Fiscal 2010 Q2 net sales fell 39.3% year-over-year to $5.83 billion. Yet this still topped analysts’ expectations by 6%. While the adjusted operating margin (excludes special items such as restructuring and distress customer charges) shrank 77 basis points from the prior year, it improved 100 basis points sequentially to 2.56%. Adjusted net income fell 54.8% to $104 million or 13 cents per share—4 cents above estimates. Especially encouraging, FLEX’s strong Q3 earnings guidance of 14-16 cents per share suggests more of the same.

Despite the weak business trends, the company was also able to improve its financial position over the course of the year. Net debt (total debt minus cash) stood at $587 million at the end of Q2, down $1.08 billion from a year ago.

Weak global economic conditions still remain a key risk. Its reliance on just ten customers for 47% of its Q3 sales also suggests that the loss of a key client would have a material adverse impact on sales and profits. But near-term results could continue to surprise. FLEX expects sustained, profitable growth from the infrastructure market going forward. This is also true of the industrial market, especially from capital equipment, clean energy and automation products customers.

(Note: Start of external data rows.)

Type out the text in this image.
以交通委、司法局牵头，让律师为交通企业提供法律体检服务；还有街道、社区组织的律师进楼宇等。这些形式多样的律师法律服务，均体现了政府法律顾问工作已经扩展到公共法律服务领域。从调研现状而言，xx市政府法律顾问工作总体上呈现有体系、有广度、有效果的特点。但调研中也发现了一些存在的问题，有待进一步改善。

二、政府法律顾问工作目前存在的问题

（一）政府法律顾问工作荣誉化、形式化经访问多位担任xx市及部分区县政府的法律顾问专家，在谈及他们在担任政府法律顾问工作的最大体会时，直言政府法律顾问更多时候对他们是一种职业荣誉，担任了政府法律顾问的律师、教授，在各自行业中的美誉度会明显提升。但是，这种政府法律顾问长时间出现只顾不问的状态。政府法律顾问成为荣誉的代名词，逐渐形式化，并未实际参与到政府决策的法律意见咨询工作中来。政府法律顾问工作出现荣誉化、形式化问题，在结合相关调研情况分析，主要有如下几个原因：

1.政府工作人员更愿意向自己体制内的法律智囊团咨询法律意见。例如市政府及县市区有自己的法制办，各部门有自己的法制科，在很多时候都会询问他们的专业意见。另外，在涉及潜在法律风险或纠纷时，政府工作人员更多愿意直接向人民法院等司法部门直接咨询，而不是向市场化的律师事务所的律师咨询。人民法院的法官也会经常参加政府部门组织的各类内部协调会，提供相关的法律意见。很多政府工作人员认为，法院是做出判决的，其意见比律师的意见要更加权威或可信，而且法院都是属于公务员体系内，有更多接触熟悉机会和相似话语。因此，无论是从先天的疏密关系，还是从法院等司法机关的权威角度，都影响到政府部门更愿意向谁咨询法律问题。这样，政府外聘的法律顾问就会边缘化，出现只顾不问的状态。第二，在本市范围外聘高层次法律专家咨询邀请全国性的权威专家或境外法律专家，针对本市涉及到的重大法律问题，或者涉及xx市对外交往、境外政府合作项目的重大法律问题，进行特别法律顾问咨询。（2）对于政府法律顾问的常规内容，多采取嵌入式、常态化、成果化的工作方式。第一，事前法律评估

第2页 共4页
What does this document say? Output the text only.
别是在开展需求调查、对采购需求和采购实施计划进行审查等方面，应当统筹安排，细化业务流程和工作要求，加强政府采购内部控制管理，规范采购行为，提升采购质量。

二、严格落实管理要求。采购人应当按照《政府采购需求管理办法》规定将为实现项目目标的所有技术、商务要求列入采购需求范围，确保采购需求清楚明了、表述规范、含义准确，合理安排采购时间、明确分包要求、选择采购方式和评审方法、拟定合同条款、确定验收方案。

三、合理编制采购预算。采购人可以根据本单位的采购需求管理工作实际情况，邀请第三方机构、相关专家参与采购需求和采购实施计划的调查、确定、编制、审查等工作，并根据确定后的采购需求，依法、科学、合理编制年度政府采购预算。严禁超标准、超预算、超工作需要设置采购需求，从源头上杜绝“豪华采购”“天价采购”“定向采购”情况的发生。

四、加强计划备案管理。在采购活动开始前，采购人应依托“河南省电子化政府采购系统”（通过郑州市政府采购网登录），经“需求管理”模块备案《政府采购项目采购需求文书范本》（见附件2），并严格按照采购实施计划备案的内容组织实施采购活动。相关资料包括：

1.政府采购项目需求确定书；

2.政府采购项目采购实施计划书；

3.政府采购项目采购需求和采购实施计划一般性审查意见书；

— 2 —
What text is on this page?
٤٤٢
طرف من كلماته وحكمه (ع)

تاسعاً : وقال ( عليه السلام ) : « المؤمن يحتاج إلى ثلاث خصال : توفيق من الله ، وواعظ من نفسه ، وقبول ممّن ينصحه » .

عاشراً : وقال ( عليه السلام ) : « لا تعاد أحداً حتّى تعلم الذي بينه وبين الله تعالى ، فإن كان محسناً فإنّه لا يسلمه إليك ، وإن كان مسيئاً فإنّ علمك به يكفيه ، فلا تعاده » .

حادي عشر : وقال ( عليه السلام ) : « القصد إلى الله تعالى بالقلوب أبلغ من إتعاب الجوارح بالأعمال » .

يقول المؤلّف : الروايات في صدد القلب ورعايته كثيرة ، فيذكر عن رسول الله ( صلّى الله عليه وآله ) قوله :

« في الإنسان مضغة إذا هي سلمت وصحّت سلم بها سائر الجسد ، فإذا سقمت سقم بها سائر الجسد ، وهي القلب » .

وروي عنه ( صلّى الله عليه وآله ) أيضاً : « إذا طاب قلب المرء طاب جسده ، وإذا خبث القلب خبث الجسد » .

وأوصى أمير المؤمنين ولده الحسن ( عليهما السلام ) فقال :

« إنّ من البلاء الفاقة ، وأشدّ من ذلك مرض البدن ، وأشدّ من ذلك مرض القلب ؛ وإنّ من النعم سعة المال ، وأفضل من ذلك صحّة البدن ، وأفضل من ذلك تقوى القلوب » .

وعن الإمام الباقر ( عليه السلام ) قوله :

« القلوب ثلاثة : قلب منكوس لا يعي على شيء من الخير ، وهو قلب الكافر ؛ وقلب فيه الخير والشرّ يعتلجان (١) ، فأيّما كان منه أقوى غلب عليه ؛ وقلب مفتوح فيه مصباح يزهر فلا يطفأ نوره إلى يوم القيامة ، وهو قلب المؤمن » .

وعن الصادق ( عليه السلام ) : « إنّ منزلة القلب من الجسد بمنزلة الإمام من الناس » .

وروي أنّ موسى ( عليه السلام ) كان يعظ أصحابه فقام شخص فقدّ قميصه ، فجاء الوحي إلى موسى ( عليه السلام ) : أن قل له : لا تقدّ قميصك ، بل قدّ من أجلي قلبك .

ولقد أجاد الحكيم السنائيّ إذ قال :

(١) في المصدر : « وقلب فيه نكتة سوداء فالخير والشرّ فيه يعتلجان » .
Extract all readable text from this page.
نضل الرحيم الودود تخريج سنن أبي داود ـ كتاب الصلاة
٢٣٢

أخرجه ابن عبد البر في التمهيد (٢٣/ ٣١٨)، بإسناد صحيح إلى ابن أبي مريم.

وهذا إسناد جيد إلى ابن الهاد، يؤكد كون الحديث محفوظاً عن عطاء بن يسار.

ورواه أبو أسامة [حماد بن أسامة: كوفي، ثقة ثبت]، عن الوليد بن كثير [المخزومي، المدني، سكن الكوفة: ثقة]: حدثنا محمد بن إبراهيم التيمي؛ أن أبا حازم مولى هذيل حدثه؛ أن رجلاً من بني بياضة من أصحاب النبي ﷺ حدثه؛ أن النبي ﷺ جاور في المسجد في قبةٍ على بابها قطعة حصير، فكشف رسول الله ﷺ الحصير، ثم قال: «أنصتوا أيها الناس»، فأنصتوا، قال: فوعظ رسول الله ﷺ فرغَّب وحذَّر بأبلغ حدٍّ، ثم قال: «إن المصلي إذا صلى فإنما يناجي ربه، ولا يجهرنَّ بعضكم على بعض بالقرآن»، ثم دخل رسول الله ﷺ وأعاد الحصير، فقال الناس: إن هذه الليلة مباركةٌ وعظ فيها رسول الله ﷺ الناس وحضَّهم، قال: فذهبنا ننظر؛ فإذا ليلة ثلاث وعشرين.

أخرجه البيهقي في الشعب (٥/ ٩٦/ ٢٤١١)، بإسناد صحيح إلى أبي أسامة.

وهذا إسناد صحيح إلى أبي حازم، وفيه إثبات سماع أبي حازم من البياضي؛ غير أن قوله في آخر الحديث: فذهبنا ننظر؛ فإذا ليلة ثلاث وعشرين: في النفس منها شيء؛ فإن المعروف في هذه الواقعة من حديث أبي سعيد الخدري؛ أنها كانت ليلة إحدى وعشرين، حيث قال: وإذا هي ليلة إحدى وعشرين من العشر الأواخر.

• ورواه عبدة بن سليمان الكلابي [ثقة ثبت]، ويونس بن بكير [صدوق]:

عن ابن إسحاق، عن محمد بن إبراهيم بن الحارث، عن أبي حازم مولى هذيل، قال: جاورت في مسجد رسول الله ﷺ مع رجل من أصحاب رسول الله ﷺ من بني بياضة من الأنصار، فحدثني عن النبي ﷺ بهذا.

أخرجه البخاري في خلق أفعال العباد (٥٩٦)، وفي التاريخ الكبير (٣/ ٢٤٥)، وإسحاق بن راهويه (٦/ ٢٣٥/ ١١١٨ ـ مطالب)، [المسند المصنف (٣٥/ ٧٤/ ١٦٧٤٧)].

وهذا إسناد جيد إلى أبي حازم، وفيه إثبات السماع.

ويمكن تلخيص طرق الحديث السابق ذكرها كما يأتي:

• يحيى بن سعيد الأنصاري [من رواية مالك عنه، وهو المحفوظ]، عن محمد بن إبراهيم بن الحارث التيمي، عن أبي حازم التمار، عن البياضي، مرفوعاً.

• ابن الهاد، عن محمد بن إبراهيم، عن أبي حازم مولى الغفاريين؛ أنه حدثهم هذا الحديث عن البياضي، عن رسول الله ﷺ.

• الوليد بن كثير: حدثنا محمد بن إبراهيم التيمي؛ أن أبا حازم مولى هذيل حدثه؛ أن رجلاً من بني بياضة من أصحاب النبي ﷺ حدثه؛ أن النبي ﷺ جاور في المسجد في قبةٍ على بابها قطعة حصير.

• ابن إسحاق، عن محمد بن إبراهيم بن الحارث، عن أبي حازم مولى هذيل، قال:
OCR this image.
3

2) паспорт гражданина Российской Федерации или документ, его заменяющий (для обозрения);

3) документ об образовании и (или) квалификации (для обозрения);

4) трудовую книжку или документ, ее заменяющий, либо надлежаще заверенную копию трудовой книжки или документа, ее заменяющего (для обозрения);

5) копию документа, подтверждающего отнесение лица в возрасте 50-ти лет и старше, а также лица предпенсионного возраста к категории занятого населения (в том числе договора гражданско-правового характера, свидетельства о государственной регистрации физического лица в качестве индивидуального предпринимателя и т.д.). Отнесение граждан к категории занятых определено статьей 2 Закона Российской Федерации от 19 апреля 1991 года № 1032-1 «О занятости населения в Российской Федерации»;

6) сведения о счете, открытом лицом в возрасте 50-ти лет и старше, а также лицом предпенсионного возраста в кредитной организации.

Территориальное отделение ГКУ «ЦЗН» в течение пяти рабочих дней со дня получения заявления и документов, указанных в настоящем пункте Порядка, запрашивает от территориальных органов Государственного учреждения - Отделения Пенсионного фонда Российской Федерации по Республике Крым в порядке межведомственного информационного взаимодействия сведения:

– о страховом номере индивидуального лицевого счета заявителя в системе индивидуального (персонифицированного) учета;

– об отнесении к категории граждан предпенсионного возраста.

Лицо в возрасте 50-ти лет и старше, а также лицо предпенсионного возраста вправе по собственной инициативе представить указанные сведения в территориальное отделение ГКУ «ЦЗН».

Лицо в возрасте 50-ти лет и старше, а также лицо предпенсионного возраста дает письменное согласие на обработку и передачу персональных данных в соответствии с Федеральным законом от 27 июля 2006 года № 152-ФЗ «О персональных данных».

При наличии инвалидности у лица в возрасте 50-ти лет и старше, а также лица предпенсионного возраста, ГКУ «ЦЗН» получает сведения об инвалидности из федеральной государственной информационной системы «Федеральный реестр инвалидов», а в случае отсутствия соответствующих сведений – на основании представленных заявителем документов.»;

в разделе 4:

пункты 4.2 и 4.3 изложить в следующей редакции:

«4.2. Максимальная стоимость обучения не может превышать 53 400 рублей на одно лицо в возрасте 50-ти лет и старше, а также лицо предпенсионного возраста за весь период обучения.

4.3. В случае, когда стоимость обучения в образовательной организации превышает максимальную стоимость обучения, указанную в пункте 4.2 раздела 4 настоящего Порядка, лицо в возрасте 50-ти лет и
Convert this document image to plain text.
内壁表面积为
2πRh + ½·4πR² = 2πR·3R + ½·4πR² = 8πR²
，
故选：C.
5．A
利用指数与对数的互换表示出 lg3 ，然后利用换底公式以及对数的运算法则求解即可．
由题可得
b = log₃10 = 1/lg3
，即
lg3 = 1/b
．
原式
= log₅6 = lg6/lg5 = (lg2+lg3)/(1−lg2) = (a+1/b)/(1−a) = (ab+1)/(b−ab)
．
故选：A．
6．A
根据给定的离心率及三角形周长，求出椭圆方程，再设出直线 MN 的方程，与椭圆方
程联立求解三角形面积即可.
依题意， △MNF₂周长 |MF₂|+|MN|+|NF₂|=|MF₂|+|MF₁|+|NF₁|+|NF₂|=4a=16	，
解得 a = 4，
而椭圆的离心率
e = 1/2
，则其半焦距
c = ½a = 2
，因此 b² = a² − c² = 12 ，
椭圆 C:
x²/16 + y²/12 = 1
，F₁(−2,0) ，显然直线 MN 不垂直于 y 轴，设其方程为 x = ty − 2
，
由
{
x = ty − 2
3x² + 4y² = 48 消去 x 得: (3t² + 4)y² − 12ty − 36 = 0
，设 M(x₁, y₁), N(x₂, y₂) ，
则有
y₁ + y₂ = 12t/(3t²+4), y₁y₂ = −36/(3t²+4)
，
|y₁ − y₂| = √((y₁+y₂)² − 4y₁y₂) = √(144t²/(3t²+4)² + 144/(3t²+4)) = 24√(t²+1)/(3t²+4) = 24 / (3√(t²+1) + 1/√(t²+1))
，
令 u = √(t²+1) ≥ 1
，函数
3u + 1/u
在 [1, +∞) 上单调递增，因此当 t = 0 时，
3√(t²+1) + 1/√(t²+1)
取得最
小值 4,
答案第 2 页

Additionally, the recent acquisition of Slomedical S.R.O., a leading European maker of disposable medical devices, expands the company’s medical product capabilities at a time when more healthcare OEMs are looking to outsource their manufacturing responsibilities. FLEX also announced the expansion of its manufacturing capabilities in China in order to support the region’s growing demand for computing products.